On Saturday, a BSNL team visited Imran’s house to fix the fault but failed.
“I learnt about it on Saturday and sent a team to repair the connection,” BSNL’s GM in Alwar Shyam Singh told HT.
He initially claimed that the connection had been restored but after checking with Khan he conceded that the link was still not working.
A former top BSNL official said there was need to lay about 1.5 km of optical fibre to Khan’s house to provide him seamless internet connectivity but despite several letters to Delhi, the department never got budget for the same.
Khan said the optical fibre had been laid until 200 metres from his house.
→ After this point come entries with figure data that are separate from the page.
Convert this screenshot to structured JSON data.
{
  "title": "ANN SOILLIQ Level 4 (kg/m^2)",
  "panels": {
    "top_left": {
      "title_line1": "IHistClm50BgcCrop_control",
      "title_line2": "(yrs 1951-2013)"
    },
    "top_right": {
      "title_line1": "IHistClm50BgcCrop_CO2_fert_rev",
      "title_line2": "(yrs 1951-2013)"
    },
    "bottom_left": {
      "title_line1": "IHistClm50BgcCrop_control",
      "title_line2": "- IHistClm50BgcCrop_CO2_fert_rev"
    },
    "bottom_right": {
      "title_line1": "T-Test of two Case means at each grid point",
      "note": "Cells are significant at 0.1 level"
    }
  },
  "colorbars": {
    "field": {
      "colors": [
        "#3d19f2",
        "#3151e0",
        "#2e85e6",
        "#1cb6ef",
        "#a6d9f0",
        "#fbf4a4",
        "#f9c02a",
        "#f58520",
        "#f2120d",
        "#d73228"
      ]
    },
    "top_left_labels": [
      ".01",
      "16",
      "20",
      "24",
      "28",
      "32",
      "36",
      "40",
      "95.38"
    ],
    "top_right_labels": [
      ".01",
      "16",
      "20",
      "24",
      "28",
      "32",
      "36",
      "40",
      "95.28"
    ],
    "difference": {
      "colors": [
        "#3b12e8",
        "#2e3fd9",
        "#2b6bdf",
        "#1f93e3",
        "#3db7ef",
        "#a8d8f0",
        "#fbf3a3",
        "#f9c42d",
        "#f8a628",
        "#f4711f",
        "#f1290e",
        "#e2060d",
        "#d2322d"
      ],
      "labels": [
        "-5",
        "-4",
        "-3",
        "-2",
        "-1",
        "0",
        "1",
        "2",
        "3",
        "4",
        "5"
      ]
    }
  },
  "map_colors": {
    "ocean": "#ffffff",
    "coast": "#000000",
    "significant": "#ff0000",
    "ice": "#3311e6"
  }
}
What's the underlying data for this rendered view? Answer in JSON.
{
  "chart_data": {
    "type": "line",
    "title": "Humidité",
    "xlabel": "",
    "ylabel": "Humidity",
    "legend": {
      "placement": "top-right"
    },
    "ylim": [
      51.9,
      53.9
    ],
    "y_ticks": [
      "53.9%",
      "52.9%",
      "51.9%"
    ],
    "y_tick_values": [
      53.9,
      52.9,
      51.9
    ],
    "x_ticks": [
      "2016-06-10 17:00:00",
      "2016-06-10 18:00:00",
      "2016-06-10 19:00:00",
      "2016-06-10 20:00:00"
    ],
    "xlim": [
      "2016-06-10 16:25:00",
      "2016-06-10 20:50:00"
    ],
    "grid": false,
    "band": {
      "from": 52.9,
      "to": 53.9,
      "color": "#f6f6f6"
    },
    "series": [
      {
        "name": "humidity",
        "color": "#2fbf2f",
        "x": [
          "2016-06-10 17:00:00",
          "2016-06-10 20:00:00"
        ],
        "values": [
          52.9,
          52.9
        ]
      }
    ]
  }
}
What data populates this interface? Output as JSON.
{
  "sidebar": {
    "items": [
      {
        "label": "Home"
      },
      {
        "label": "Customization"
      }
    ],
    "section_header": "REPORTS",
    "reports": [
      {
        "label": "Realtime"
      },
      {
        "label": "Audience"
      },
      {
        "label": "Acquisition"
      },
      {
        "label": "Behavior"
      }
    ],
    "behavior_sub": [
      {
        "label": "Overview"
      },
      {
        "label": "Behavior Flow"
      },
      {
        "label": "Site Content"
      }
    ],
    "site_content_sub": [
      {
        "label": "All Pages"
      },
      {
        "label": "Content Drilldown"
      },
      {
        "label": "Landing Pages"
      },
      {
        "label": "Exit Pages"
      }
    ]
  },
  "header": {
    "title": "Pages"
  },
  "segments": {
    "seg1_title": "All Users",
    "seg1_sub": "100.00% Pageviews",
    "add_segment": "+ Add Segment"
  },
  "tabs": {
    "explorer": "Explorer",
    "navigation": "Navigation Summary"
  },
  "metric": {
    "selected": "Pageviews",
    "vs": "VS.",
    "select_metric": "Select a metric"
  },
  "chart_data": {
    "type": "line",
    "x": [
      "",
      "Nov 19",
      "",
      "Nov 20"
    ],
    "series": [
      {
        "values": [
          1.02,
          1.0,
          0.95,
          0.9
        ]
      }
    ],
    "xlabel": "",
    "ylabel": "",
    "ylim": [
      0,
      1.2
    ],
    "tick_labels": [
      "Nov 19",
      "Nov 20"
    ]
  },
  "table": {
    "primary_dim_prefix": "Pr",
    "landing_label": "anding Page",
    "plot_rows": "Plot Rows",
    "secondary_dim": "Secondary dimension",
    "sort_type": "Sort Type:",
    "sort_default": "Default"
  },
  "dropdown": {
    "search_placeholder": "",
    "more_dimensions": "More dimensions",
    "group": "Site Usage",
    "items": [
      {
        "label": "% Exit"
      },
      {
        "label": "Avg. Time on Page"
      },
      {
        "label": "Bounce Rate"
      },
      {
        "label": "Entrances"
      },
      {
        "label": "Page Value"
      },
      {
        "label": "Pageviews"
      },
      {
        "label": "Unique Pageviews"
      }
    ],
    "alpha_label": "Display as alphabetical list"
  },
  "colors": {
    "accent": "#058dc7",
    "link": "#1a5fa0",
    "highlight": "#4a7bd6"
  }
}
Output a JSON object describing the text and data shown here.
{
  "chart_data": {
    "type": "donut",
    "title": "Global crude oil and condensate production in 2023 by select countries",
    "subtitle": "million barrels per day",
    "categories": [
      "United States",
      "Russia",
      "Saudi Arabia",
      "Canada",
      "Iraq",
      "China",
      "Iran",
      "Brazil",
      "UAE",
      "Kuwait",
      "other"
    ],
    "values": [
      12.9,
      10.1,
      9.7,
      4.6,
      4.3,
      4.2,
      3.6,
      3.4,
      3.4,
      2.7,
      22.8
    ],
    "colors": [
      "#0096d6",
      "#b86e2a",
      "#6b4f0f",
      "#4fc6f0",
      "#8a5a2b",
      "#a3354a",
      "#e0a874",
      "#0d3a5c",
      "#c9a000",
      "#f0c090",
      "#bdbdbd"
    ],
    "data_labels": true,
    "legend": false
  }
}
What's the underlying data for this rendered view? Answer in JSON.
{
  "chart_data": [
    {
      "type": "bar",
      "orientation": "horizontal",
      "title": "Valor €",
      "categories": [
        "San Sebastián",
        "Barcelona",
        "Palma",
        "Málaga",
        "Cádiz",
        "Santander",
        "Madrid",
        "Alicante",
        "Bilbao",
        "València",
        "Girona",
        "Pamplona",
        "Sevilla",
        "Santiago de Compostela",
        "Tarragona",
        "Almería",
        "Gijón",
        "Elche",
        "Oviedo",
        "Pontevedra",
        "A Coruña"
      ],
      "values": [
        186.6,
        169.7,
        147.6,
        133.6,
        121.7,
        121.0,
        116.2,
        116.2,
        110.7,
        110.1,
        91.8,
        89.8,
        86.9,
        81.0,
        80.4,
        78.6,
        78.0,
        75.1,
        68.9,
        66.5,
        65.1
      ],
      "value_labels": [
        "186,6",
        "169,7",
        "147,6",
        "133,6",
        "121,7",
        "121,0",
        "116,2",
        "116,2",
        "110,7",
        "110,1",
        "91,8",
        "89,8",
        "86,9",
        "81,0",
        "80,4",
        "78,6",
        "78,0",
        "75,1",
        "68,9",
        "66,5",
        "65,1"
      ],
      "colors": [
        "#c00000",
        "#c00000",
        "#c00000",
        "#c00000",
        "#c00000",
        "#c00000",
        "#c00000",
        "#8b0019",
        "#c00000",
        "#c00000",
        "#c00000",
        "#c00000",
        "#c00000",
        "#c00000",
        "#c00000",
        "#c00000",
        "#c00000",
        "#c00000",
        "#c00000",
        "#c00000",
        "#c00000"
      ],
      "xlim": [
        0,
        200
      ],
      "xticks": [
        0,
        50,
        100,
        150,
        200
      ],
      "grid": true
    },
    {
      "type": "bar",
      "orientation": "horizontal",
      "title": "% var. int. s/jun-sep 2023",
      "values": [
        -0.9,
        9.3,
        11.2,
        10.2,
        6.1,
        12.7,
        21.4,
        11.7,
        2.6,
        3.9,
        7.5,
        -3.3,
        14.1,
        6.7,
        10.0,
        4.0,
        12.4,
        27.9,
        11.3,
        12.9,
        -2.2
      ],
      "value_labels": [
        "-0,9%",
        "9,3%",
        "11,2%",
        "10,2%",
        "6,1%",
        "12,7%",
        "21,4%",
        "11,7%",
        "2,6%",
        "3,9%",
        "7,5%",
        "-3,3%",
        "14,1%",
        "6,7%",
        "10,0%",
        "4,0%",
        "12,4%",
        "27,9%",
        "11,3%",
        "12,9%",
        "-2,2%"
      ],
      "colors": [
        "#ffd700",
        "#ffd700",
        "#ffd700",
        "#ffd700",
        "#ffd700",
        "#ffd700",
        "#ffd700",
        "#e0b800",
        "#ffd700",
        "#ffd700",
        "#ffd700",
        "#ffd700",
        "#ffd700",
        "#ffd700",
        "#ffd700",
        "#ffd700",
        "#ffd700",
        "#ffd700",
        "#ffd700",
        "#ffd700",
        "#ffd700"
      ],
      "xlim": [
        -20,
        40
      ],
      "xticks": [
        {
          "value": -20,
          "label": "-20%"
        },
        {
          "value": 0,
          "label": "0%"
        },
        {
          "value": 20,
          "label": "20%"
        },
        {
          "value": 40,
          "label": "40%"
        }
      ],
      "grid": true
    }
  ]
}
The 36-year-old schoolteacher has developed more apps since Modi hailed him – 72 at last count – with 8.5 million downloads.
“I have two SIM cards of a private service provider to access internet but now the company has limited internet to 1GB a day,” he said. In November 2016, Union minister of state for law and justice, electronics and IT, PP Chaudhary made Khan a member of the technical advisory of an institute under the ministry of electronics and information technology (MeitY).
Khan was roped in to develop mobile applications for the ministry under the national institute of electronics and information technology (NIELIT), the human resources development (HRD) arm of the MeitY.
Two months ago, he was asked to make an app on goods and services tax (GST) to spread awareness among businessmen. “With no internet at home, I couldn’t download the videos the ministry wanted in the app so I went to Delhi for two days to make the app,” Khan said.